Mas o OE foi apenas o preâmbulo da tempestade que levou à reunião do Conselho de Estado. Havia clivagens, com expressão parlamentar permanente, entre o PS e a sua coligação de investidura. Vozes do PCE e do BE insistiam em que havia chegado a hora de o governo renegociar a dívida. Os ecos da instabilidade eram amplificados, na imprensa económica internacional, pelo veneno destilado pelos credores seniores do BES/NB, e das empresas interessadas nas concessões desautorizadas por Costa. Foram ignorados sinais claros, desde a desastrosa "solução final" imposta, no caso Banif, pela burocracia de Bruxelas e Frankfurt, de que a delicadeza do setor bancário luso aconselharia a não fazer muitas ondas. No início de maio rebenta a bomba. A DBRS, a agência de notação financeira de Toronto, a única que classificava a dívida de Portugal no limite positivo (BBB), degradou-a para BB. Uma reação em cadeia foi desencadeada: o BCE cortou o programa de compra de dívida a Portugal (QE); os bancos nacionais deixaram de poder financiar-se junto do BCE apresentando dívida do Estado como colateral; a má nota nacional espalha-se pelo setor económico e financeiro, prejudicando as empresas; os juros da dívida pública sofrem um brutal aumento; o BCE submete os bancos nacionais a um regime de liquidez de emergência (ELA), condicionado a uma recapitalização geral dos bancos nacionais, que só seria possível com um resgate à espanhola para o setor bancário, avaliado em 30 mil milhões de euros (para aliviar também parte do passivo nacional de 26 mil milhões da banca nacional junto do Eurossistema, no âmbito do Target 2). O ultimato político não foi publicado, mas tornou-se visível quando António Costa apresentou a sua demissão, e de imediato foi anunciada a disponibilidade do PSD e do PS para formarem uma coligação, com apoio parlamentar e sem necessidade de eleições, chefiada por Luís Montenegro e Francisco Assis. Era esse o tema central da reunião do Conselho de Estado: aceitar esse insólito governo ou correr o risco de entropia descontrolada até novas eleições.

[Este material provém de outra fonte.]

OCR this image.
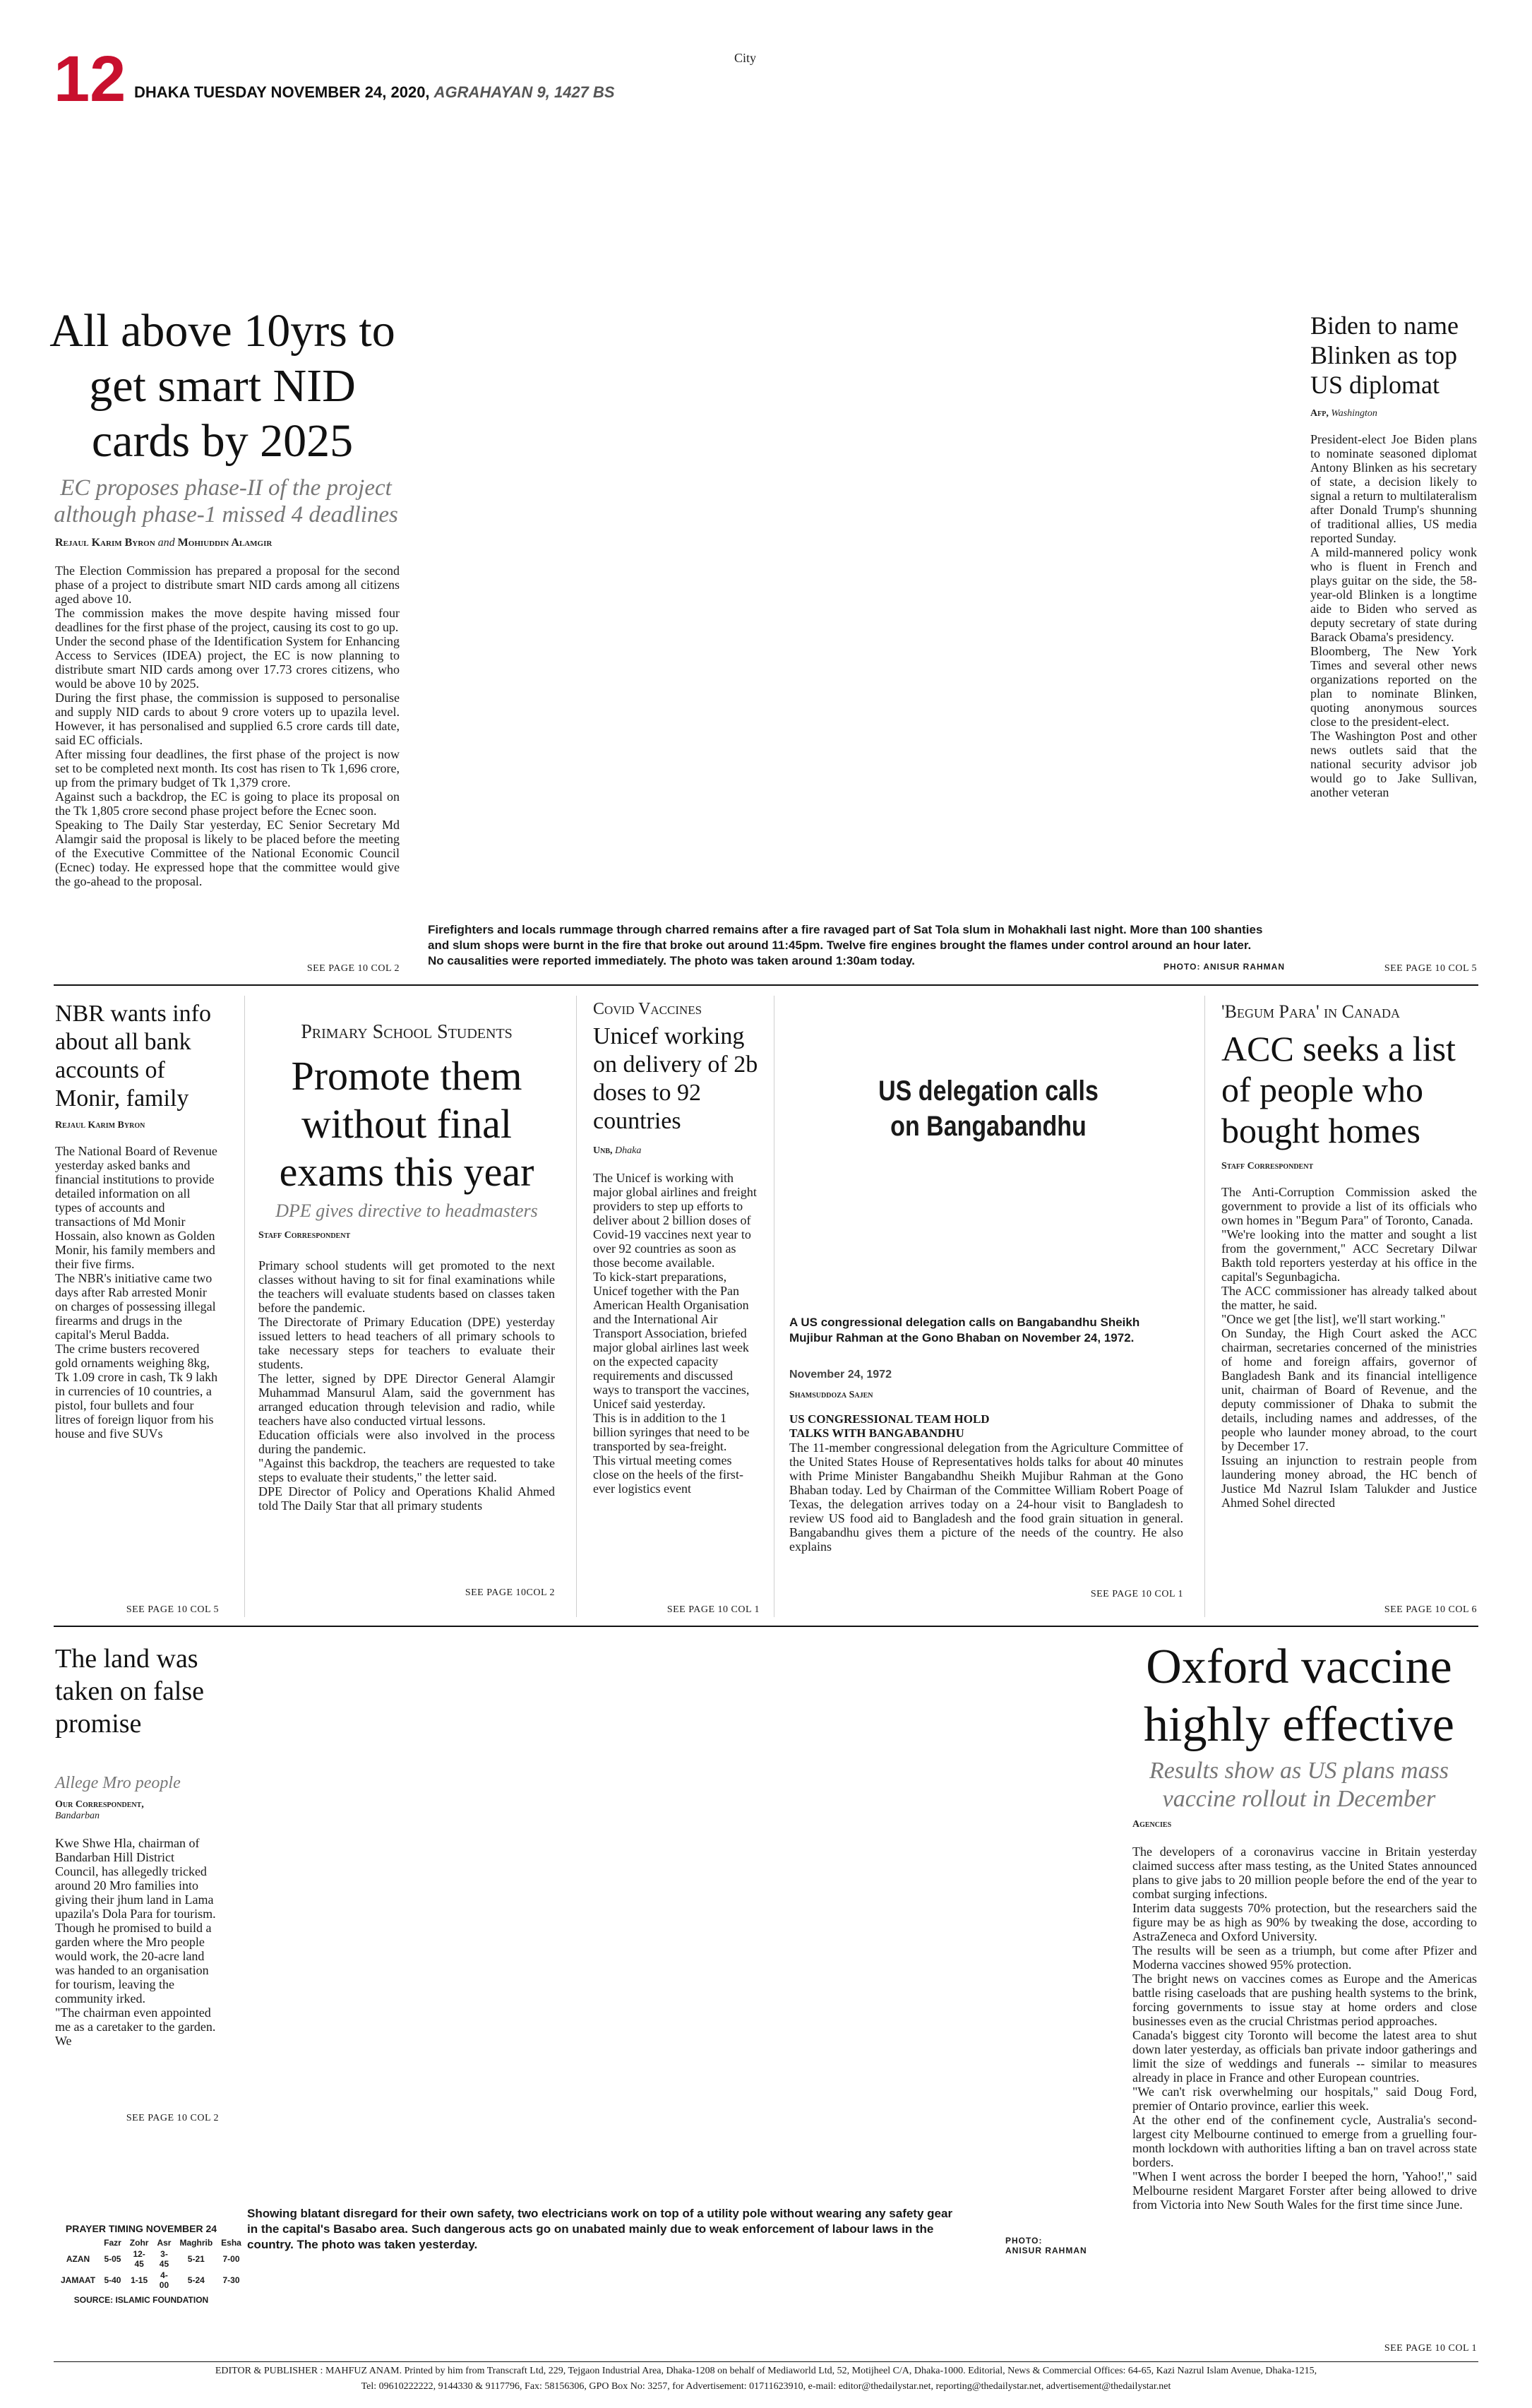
12 DHAKA TUESDAY NOVEMBER 24, 2020, AGRAHAYAN 9, 1427 BS
City
All above 10yrs to get smart NID cards by 2025
EC proposes phase-II of the project although phase-1 missed 4 deadlines
Rejaul Karim Byron and Mohiuddin Alamgir
The Election Commission has prepared a proposal for the second phase of a project to distribute smart NID cards among all citizens aged above 10.
The commission makes the move despite having missed four deadlines for the first phase of the project, causing its cost to go up.
Under the second phase of the Identification System for Enhancing Access to Services (IDEA) project, the EC is now planning to distribute smart NID cards among over 17.73 crores citizens, who would be above 10 by 2025.
During the first phase, the commission is supposed to personalise and supply NID cards to about 9 crore voters up to upazila level. However, it has personalised and supplied 6.5 crore cards till date, said EC officials.
After missing four deadlines, the first phase of the project is now set to be completed next month. Its cost has risen to Tk 1,696 crore, up from the primary budget of Tk 1,379 crore.
Against such a backdrop, the EC is going to place its proposal on the Tk 1,805 crore second phase project before the Ecnec soon.
Speaking to The Daily Star yesterday, EC Senior Secretary Md Alamgir said the proposal is likely to be placed before the meeting of the Executive Committee of the National Economic Council (Ecnec) today. He expressed hope that the committee would give the go-ahead to the proposal.
SEE PAGE 10 COL 2
Firefighters and locals rummage through charred remains after a fire ravaged part of Sat Tola slum in Mohakhali last night. More than 100 shanties and slum shops were burnt in the fire that broke out around 11:45pm. Twelve fire engines brought the flames under control around an hour later. No causalities were reported immediately. The photo was taken around 1:30am today.	PHOTO: ANISUR RAHMAN
Biden to name Blinken as top US diplomat
Afp, Washington
President-elect Joe Biden plans to nominate seasoned diplomat Antony Blinken as his secretary of state, a decision likely to signal a return to multilateralism after Donald Trump's shunning of traditional allies, US media reported Sunday.
A mild-mannered policy wonk who is fluent in French and plays guitar on the side, the 58-year-old Blinken is a longtime aide to Biden who served as deputy secretary of state during Barack Obama's presidency.
Bloomberg, The New York Times and several other news organizations reported on the plan to nominate Blinken, quoting anonymous sources close to the president-elect.
The Washington Post and other news outlets said that the national security advisor job would go to Jake Sullivan, another veteran
SEE PAGE 10 COL 5
NBR wants info about all bank accounts of Monir, family
Rejaul Karim Byron
The National Board of Revenue yesterday asked banks and financial institutions to provide detailed information on all types of accounts and transactions of Md Monir Hossain, also known as Golden Monir, his family members and their five firms.
The NBR's initiative came two days after Rab arrested Monir on charges of possessing illegal firearms and drugs in the capital's Merul Badda.
The crime busters recovered gold ornaments weighing 8kg, Tk 1.09 crore in cash, Tk 9 lakh in currencies of 10 countries, a pistol, four bullets and four litres of foreign liquor from his house and five SUVs
SEE PAGE 10 COL 5
Primary School Students
Promote them without final exams this year
DPE gives directive to headmasters
Staff Correspondent
Primary school students will get promoted to the next classes without having to sit for final examinations while the teachers will evaluate students based on classes taken before the pandemic.
The Directorate of Primary Education (DPE) yesterday issued letters to head teachers of all primary schools to take necessary steps for teachers to evaluate their students.
The letter, signed by DPE Director General Alamgir Muhammad Mansurul Alam, said the government has arranged education through television and radio, while teachers have also conducted virtual lessons.
Education officials were also involved in the process during the pandemic.
"Against this backdrop, the teachers are requested to take steps to evaluate their students," the letter said.
DPE Director of Policy and Operations Khalid Ahmed told The Daily Star that all primary students
SEE PAGE 10COL 2
Covid Vaccines
Unicef working on delivery of 2b doses to 92 countries
Unb, Dhaka
The Unicef is working with major global airlines and freight providers to step up efforts to deliver about 2 billion doses of Covid-19 vaccines next year to over 92 countries as soon as those become available.
To kick-start preparations, Unicef together with the Pan American Health Organisation and the International Air Transport Association, briefed major global airlines last week on the expected capacity requirements and discussed ways to transport the vaccines, Unicef said yesterday.
This is in addition to the 1 billion syringes that need to be transported by sea-freight.
This virtual meeting comes close on the heels of the first-ever logistics event
SEE PAGE 10 COL 1
US delegation calls on Bangabandhu
A US congressional delegation calls on Bangabandhu Sheikh Mujibur Rahman at the Gono Bhaban on November 24, 1972.
November 24, 1972
Shamsuddoza Sajen
US CONGRESSIONAL TEAM HOLD TALKS WITH BANGABANDHU
The 11-member congressional delegation from the Agriculture Committee of the United States House of Representatives holds talks for about 40 minutes with Prime Minister Bangabandhu Sheikh Mujibur Rahman at the Gono Bhaban today. Led by Chairman of the Committee William Robert Poage of Texas, the delegation arrives today on a 24-hour visit to Bangladesh to review US food aid to Bangladesh and the food grain situation in general. Bangabandhu gives them a picture of the needs of the country. He also explains
SEE PAGE 10 COL 1
'Begum Para' in Canada
ACC seeks a list of people who bought homes
Staff Correspondent
The Anti-Corruption Commission asked the government to provide a list of its officials who own homes in "Begum Para" of Toronto, Canada.
"We're looking into the matter and sought a list from the government," ACC Secretary Dilwar Bakth told reporters yesterday at his office in the capital's Segunbagicha.
The ACC commissioner has already talked about the matter, he said.
"Once we get [the list], we'll start working."
On Sunday, the High Court asked the ACC chairman, secretaries concerned of the ministries of home and foreign affairs, governor of Bangladesh Bank and its financial intelligence unit, chairman of Board of Revenue, and the deputy commissioner of Dhaka to submit the details, including names and addresses, of the people who launder money abroad, to the court by December 17.
Issuing an injunction to restrain people from laundering money abroad, the HC bench of Justice Md Nazrul Islam Talukder and Justice Ahmed Sohel directed
SEE PAGE 10 COL 6
The land was taken on false promise
Allege Mro people
Our Correspondent,
Bandarban
Kwe Shwe Hla, chairman of Bandarban Hill District Council, has allegedly tricked around 20 Mro families into giving their jhum land in Lama upazila's Dola Para for tourism.
Though he promised to build a garden where the Mro people would work, the 20-acre land was handed to an organisation for tourism, leaving the community irked.
"The chairman even appointed me as a caretaker to the garden. We
SEE PAGE 10 COL 2
Oxford vaccine highly effective
Results show as US plans mass vaccine rollout in December
Agencies
The developers of a coronavirus vaccine in Britain yesterday claimed success after mass testing, as the United States announced plans to give jabs to 20 million people before the end of the year to combat surging infections.
Interim data suggests 70% protection, but the researchers said the figure may be as high as 90% by tweaking the dose, according to AstraZeneca and Oxford University.
The results will be seen as a triumph, but come after Pfizer and Moderna vaccines showed 95% protection.
The bright news on vaccines comes as Europe and the Americas battle rising caseloads that are pushing health systems to the brink, forcing governments to issue stay at home orders and close businesses even as the crucial Christmas period approaches.
Canada's biggest city Toronto will become the latest area to shut down later yesterday, as officials ban private indoor gatherings and limit the size of weddings and funerals -- similar to measures already in place in France and other European countries.
"We can't risk overwhelming our hospitals," said Doug Ford, premier of Ontario province, earlier this week.
At the other end of the confinement cycle, Australia's second-largest city Melbourne continued to emerge from a gruelling four-month lockdown with authorities lifting a ban on travel across state borders.
"When I went across the border I beeped the horn, 'Yahoo!'," said Melbourne resident Margaret Forster after being allowed to drive from Victoria into New South Wales for the first time since June.
SEE PAGE 10 COL 1
PRAYER TIMING NOVEMBER 24
	Fazr	Zohr	Asr	Maghrib	Esha
AZAN	5-05	12-45	3-45	5-21	7-00
JAMAAT	5-40	1-15	4-00	5-24	7-30
SOURCE: ISLAMIC FOUNDATION
Showing blatant disregard for their own safety, two electricians work on top of a utility pole without wearing any safety gear in the capital's Basabo area. Such dangerous acts go on unabated mainly due to weak enforcement of labour laws in the country. The photo was taken yesterday.	PHOTO:
ANISUR RAHMAN
EDITOR & PUBLISHER : MAHFUZ ANAM. Printed by him from Transcraft Ltd, 229, Tejgaon Industrial Area, Dhaka-1208 on behalf of Mediaworld Ltd, 52, Motijheel C/A, Dhaka-1000. Editorial, News & Commercial Offices: 64-65, Kazi Nazrul Islam Avenue, Dhaka-1215,
Tel: 09610222222, 9144330 & 9117796, Fax: 58156306, GPO Box No: 3257, for Advertisement: 01711623910, e-mail: editor@thedailystar.net, reporting@thedailystar.net, advertisement@thedailystar.net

Depois de se despedir de Adriano Moreira e de Francisco Louçã, os últimos a sair pela Sala das Bicas, Marisa Matias regressou ao seu gabinete. Só, afundou-se no sofá onde recebe os convidados e as delegações, trazendo sempre um qualquer assunto inadiável. O seu olhar demorou-se na nudez infantil e alegre dos anjos negros que sustentam os dois candeeiros das mesinhas laterais. A decisão está tomada, embora ainda se recuse a enunciá-la, sequer, em pensamento. Só nessa altura se recorda de que, exatamente um ano antes, o povo grego tinha votado maciçamente contra mais medidas de austeridade, num referendo convocado por um governo em desespero de causa. As imagens do que se seguiu fizeram a Presidente estremecer. Afinal, Marx não tinha razão. A história não repete sempre as tragédias sob a forma de farsa. Acontece que, na realidade, às vezes as tragédias podem repetir-se como outras tragédias. Iguais ou maiores.